We all assume we know ourselves well. We think we know about our strengths, weaknesses, achievements, passions, and goals. We think that since we are the protagonists in our lives, the various threads, lessons and insights should be clear. We assume a lot…Then we start to write a b-school admissions essay. What happened to all that insight?
Right now many readers are either busy writing their applications for first round deadlines or are finishing up the GMAT and shooting for the second round. Either way you are smack up against the challenge of finding insight and inspiration. The only difference is whether you are confronting it now or you have no idea what’s about to hit you (but will be bludgeoned soon nonetheless). There are a multitude of ways to find inspiration and insight. Here’s one that has its origins in design thinking.
Design always comes back to sticky notes in one way or another. These little guys are one of the best inventions ever made. Even as a tech-lover, I have to admit that nothing has come even close to physical sticky notes. So gather a bunch of them along with a Sharpie marker and some of those little dot stickers.
Bring all of this to a big blank wall in your house. Start by writing one fact about yourself on each sticky note and sticking it on the wall in any random spot. Keep it simple; don’t write an explanation or an essay. Just write the one fact (it’s very important that it’s just one per note). What do you write? It could be an accomplishment, trait, strength, weakness, passion, goal, aspiration, experience, etc. The point is to keep writing until every important detail you can think of about yourself and your life is up on that wall. If you want, you can have a friend or family member look at it and add anything that’s missing. You could even involve them in the process from the beginning if you feel that they would have fun and contribute things that you might miss.
Once everything is up on the wall, start grouping items that seem related in some way. This process is called Affinity Diagramming. The idea is to be creative and keep moving things around until it just feels right. This is best done with more than one person in the mix. If there are two or three of you involved, be chaotic, with everyone moving things (and re-moving them) at the same time. In about 5 minutes or so, you will arrive at state of equilibrium.

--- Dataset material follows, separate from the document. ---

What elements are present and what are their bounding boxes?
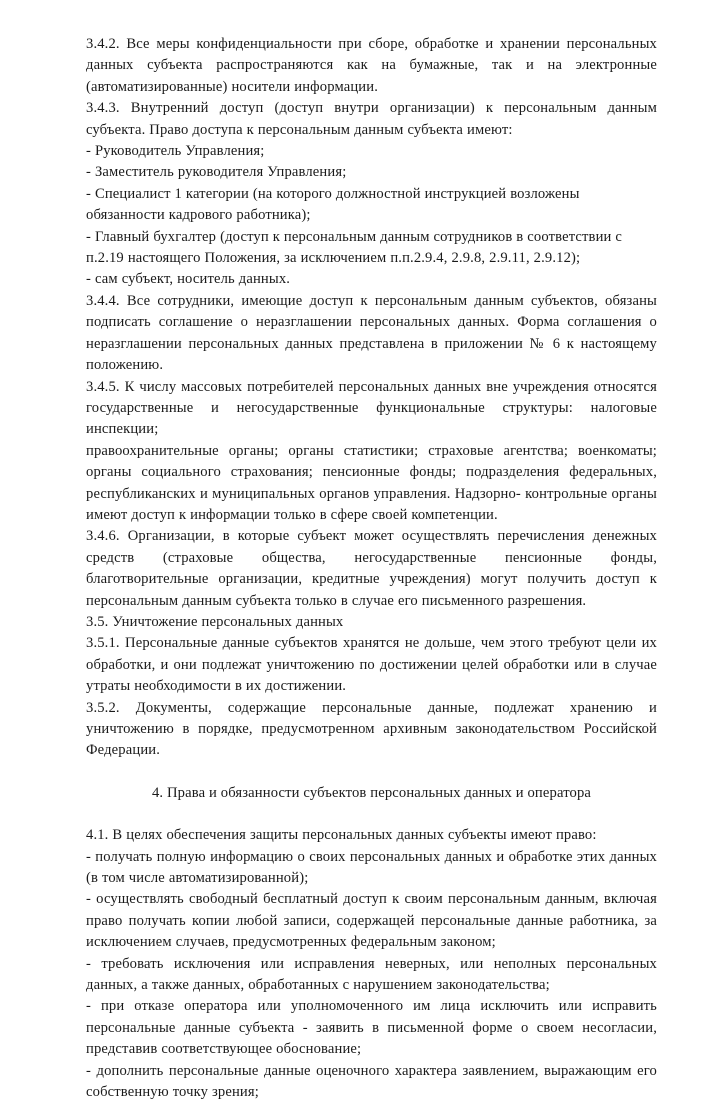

After you reach that state equilibrium, think of a creative name for each grouping that captures its spirit or character. If you haven’t been working with anyone else, this is a good time to bring someone in. Stand back and look at what you’ve created. Write down any insights that pop out. At this point, you and your team will be able to makes some connections and draw some insight that you hadn’t seen before. Give everyone three dot stickers, each sicker is a vote. Have each person fix the stickers to the insights or individual notes that they find the most compelling. You will have the final say, but it is always interesting to see what other people think is important.
The last step is to map these insights to the various application components and develop a plan for how you can convey the richness, personality, and learning that is your life to the admissions officers at each of your business schools.